Pouco mais de dois anos após o início das obras, a Wilson, Sons inaugurou oficialmente hoje, 30 de novembro, a ampliação de seu Terminal de Contêineres (Tecon) de Salvador. O local ganhou uma área adicional de 44 mil m², totalizando, agora, 150 mil m² de área pavimentada. Além disso, a companhia apresentou os três portênineres e seis transtêineres que foram agregados à operação. As iniciativas fazem parte de um pacote de investimento destinado à unidade da capital baiana orçado em R$ 180 milhões. Vale lembrar que 80% desta verba já foi aplicada em melhorias que incluem, ainda, dragagem do cais, modernização da infraestrutura e aumento no número de tomadas – 504 para 684.

Segundo o diretor do Tecon Salvador, Demir Lourenço Junior, o terminal agora conta com dois cais de atracação, com um berço cada. O primeiro, já existente e utilizado anteriormente para a movimentação de carga geral e conteinerizada, possui 240 metros de comprimento, calado de 12 m e opera com três portêineres. Com a estruturação da nova área, explica, ele será destinado aos serviços de cabotagem e longo curso que aplicam navios de pequeno porte. A carga geral, revela, continuará sendo movimentada, mas num volume menor. “Serão 20 mil toneladas por ano. Anteriormente, operávamos 100 mil t”, conta.

Já o segundo berço, inaugurado hoje, tem 377 m de comprimento, 14 m de profundidade e foi dotado com os portêineres recém-adquiridos. Para 2013, já está prevista a dragagem para 15 m.
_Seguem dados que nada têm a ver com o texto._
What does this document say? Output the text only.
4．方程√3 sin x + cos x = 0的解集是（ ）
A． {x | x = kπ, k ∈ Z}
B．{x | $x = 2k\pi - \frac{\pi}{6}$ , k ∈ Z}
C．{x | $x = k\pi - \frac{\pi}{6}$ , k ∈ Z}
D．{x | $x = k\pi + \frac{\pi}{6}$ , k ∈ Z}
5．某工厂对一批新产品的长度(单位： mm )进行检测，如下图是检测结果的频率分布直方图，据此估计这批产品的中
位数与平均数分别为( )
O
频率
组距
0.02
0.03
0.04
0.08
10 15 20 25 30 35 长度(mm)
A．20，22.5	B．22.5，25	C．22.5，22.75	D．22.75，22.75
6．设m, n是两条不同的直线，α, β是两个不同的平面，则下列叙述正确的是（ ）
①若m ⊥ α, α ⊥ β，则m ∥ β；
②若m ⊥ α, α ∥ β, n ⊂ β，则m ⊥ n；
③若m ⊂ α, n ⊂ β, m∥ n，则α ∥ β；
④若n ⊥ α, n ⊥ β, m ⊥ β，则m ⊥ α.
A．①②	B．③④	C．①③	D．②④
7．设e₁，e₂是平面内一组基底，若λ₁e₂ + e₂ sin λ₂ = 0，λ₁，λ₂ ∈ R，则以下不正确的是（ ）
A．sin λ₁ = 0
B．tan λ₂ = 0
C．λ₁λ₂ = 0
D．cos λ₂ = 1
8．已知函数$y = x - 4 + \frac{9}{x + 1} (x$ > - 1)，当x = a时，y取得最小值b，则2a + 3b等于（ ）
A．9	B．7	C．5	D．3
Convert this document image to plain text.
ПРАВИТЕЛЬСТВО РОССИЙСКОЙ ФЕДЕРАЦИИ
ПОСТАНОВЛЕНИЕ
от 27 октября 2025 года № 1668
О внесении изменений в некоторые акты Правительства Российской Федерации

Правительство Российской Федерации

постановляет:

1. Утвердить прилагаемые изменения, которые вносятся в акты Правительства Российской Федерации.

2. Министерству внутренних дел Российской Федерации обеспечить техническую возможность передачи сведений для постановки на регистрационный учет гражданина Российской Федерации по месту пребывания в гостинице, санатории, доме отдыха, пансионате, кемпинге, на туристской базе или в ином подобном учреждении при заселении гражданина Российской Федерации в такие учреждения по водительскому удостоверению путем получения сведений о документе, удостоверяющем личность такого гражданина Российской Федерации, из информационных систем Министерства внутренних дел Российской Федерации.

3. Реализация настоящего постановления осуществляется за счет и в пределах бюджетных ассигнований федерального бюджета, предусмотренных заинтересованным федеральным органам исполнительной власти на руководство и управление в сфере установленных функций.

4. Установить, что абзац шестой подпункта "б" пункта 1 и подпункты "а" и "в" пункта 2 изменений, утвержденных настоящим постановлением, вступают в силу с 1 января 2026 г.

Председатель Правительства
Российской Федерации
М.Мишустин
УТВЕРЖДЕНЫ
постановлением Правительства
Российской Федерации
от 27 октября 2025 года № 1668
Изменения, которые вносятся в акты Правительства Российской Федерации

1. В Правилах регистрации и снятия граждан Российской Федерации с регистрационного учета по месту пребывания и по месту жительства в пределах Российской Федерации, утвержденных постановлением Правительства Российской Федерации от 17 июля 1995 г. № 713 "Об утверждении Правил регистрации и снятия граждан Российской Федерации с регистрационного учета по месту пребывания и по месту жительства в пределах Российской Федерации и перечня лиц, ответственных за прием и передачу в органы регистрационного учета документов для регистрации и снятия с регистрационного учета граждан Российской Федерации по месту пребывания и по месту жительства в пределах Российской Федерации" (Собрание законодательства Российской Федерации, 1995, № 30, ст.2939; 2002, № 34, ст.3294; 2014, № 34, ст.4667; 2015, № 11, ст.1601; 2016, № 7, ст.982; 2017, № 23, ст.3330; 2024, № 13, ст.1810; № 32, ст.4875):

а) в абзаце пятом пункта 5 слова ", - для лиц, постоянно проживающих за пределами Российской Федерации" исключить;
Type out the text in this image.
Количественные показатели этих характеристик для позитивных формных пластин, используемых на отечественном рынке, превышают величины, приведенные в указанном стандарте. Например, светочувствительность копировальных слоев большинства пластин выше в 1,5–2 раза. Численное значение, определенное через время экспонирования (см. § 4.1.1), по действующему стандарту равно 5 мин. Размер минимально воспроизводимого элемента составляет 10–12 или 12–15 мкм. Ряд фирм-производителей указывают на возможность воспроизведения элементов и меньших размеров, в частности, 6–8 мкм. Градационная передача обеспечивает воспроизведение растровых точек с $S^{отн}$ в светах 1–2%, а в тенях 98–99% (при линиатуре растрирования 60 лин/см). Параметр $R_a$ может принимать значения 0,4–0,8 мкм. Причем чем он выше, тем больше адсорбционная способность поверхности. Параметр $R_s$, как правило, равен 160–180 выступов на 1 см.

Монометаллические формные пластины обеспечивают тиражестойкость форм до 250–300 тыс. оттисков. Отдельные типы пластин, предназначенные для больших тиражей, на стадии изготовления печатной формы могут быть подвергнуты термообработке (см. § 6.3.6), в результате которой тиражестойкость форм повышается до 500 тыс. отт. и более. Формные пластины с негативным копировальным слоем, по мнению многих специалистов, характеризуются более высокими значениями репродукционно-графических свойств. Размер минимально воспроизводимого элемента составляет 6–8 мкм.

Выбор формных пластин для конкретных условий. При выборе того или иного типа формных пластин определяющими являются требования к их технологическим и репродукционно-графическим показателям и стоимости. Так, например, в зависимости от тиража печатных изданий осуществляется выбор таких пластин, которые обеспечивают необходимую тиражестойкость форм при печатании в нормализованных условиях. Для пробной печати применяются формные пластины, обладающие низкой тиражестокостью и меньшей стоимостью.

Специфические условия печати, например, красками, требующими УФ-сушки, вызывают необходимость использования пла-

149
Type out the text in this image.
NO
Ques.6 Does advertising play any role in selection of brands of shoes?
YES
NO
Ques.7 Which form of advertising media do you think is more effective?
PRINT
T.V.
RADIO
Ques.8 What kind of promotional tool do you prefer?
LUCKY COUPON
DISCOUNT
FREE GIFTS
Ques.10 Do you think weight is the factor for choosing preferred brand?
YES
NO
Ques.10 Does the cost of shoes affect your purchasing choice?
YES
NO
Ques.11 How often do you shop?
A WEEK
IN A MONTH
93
O executivo explica que a nova estrutura será destinada exclusivamente às operações de sete armadores de longo curso.

A segregação operacional deixa o diretor otimista. Ele revela alguns números para ilustrar. “Operamos na cabotagem com três armadores – Aliança, Maestra e Log-In -, que respondem por 30% das movimentações do terminal. Nossa meta é chegar a 50% em 2015”, diz. Junior destaca, também, que o Tecon ganhou em produtividade. “Realizávamos 40 movimentos por hora. Nosso objetivo agora são 55 mph”, afirma. Quanto à utilização dos berços, a meta é que o de longo curso seja de 35% e o de cabotagem 18%, “Antes, no berço único, nosso índice era de 75%”, calcula.

Apesar de não revelar os números consolidados de movimentação, o diretor divulga que a capacidade operacional do Tecon Salvador saltou de 250 mil TEUs para 530 mil TEUs por ano. “Nossa taxa de crescimento é de 7% ao ano”, resume. Números da empresa dão conta que de janeiro a setembro deste ano, o Grupo Wilson, Sons obteve receita líquida de US$ 468,8 milhões. Deste total, as operações dos terminais de contêineres – Salvador e Rio Grande – contribuíram com US$ 140,4 milhões, 29,9%.

Para 2013, a expectativa é de que os investimentos sejam concluídos com a ampliação do Depot. Orçada em R$ 20 milhões, a obra aumentará em 128% a capacidade de armazenagem, alcançando 20.284 TEUs.